Cookie Blair is a five year old girl from New Jersey, but she think she’s a teddy bear, so that’s how she appears in the game. She’s made her way to the South Pacific island of Bombo World, which holds a special sports tournament every four years. It’s a curious country, though – sometime in the past, aliens visited, and the mayor gave them half of the island in exchange for their advanced technology, where they erected a place called Dero City. This has led to some political instability, which Cookie experiences almost immediately after landing. She attempts to ride a bus to the sports coliseum, only to be denied because she doesn’t have a pass. Which is just as well, because then a jeep drives up behind it, pulls out a rocket launcher, and proceeds to blow the bus to smithereens. Then a helicopter descends, fills the jeep’s drivers full of lead, then takes off.

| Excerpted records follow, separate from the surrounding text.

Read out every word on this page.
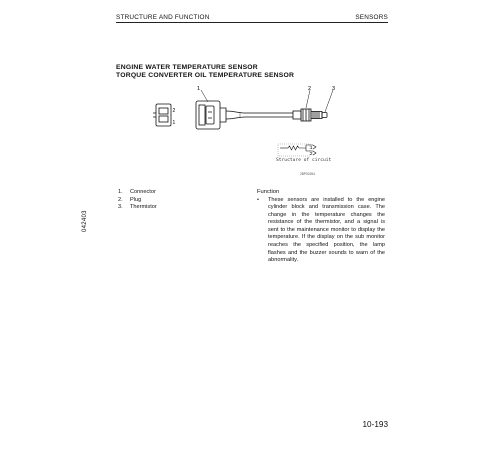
STRUCTURE AND FUNCTION	SENSORS
ENGINE WATER TEMPERATURE SENSOR
TORQUE CONVERTER OIL TEMPERATURE SENSOR
2
1
1	2	3
1
2
Structure of circuit
2BP00264
042403
1.	Connector
2.	Plug
3.	Thermistor
Function
•	These sensors are installed to the engine cylinder block and transmission case. The change in the temperature changes the resistance of the thermistor, and a signal is sent to the maintenance monitor to display the temperature. If the display on the sub monitor reaches the specified position, the lamp flashes and the buzzer sounds to warn of the abnormality.
10-193
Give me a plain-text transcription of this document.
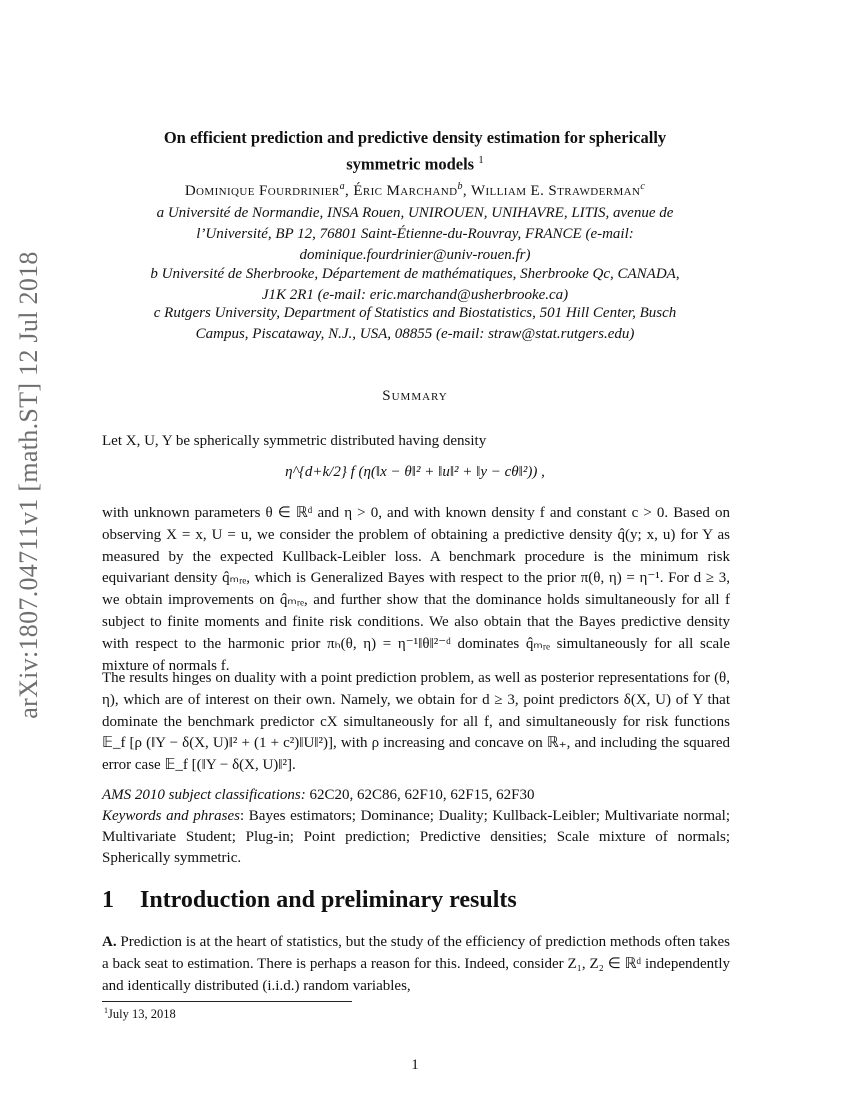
arXiv:1807.04711v1 [math.ST] 12 Jul 2018
On efficient prediction and predictive density estimation for spherically
symmetric models $^1$
Dominique Fourdrinier$^a$, Éric Marchand$^b$, William E. Strawderman$^c$
a Université de Normandie, INSA Rouen, UNIROUEN, UNIHAVRE, LITIS, avenue de
l’Université, BP 12, 76801 Saint-Étienne-du-Rouvray, FRANCE (e-mail:
dominique.fourdrinier@univ-rouen.fr)
b Université de Sherbrooke, Département de mathématiques, Sherbrooke Qc, CANADA,
J1K 2R1 (e-mail: eric.marchand@usherbrooke.ca)
c Rutgers University, Department of Statistics and Biostatistics, 501 Hill Center, Busch
Campus, Piscataway, N.J., USA, 08855 (e-mail: straw@stat.rutgers.edu)
Summary
Let X, U, Y be spherically symmetric distributed having density
η^{d+k/2} f (η(‖x − θ‖² + ‖u‖² + ‖y − cθ‖²)) ,
with unknown parameters θ ∈ ℝᵈ and η > 0, and with known density f and constant c > 0. Based on observing X = x, U = u, we consider the problem of obtaining a predictive density q̂(y; x, u) for Y as measured by the expected Kullback-Leibler loss. A benchmark procedure is the minimum risk equivariant density q̂ₘᵣₑ, which is Generalized Bayes with respect to the prior π(θ, η) = η⁻¹. For d ≥ 3, we obtain improvements on q̂ₘᵣₑ, and further show that the dominance holds simultaneously for all f subject to finite moments and finite risk conditions. We also obtain that the Bayes predictive density with respect to the harmonic prior πₕ(θ, η) = η⁻¹‖θ‖²⁻ᵈ dominates q̂ₘᵣₑ simultaneously for all scale mixture of normals f.
The results hinges on duality with a point prediction problem, as well as posterior representations for (θ, η), which are of interest on their own. Namely, we obtain for d ≥ 3, point predictors δ(X, U) of Y that dominate the benchmark predictor cX simultaneously for all f, and simultaneously for risk functions 𝔼_f [ρ (‖Y − δ(X, U)‖² + (1 + c²)‖U‖²)], with ρ increasing and concave on ℝ₊, and including the squared error case 𝔼_f [(‖Y − δ(X, U)‖²].
AMS 2010 subject classifications: 62C20, 62C86, 62F10, 62F15, 62F30
Keywords and phrases: Bayes estimators; Dominance; Duality; Kullback-Leibler; Multivariate normal; Multivariate Student; Plug-in; Point prediction; Predictive densities; Scale mixture of normals; Spherically symmetric.
1 Introduction and preliminary results
A. Prediction is at the heart of statistics, but the study of the efficiency of prediction methods often takes a back seat to estimation. There is perhaps a reason for this. Indeed, consider Z₁, Z₂ ∈ ℝᵈ independently and identically distributed (i.i.d.) random variables,
$^1$July 13, 2018
1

That’s the sort of ridiculous contrast that typifies Cookie’s Bustle. The adorable little girl-bear is wildly out of her depth, in world full of weird characters and dark comedy, as you explore luscious jungles and advanced cyber cities, with randomized events (like stumbling into military skirmishes) and multiple endings. There are over 200 NPCs, some voiced by some well-known (at the time) Japanese actors. In spite of its cutesy exterior, it’s definitely not for kids, and it’s also shockingly difficult – it’s a point and click adventure game, but the puzzles are just as obtuse and vague as any of Sierra’s classic titles, and be prepared for some cruel deaths. You also have to deal with the fact that Cookie is only five years old, and constantly complains about being tired, being hungry, or having to use the bathroom. If you manage to bumble through the puzzles, there are assorted sporting events that take the form of minigames, ranging from sky diving, hammer tossing, track and field, swimming, and an unusual game where you control Cookie on a jet pack as she dodges alien fire.
Cookie’s Bustle was one of the only pieces of software developed and published by Rodik, and even within Japan, it’s incredibly obscure, but it’s remember fondly by those who’ve played it for its unique blend of darkly cute strangeness.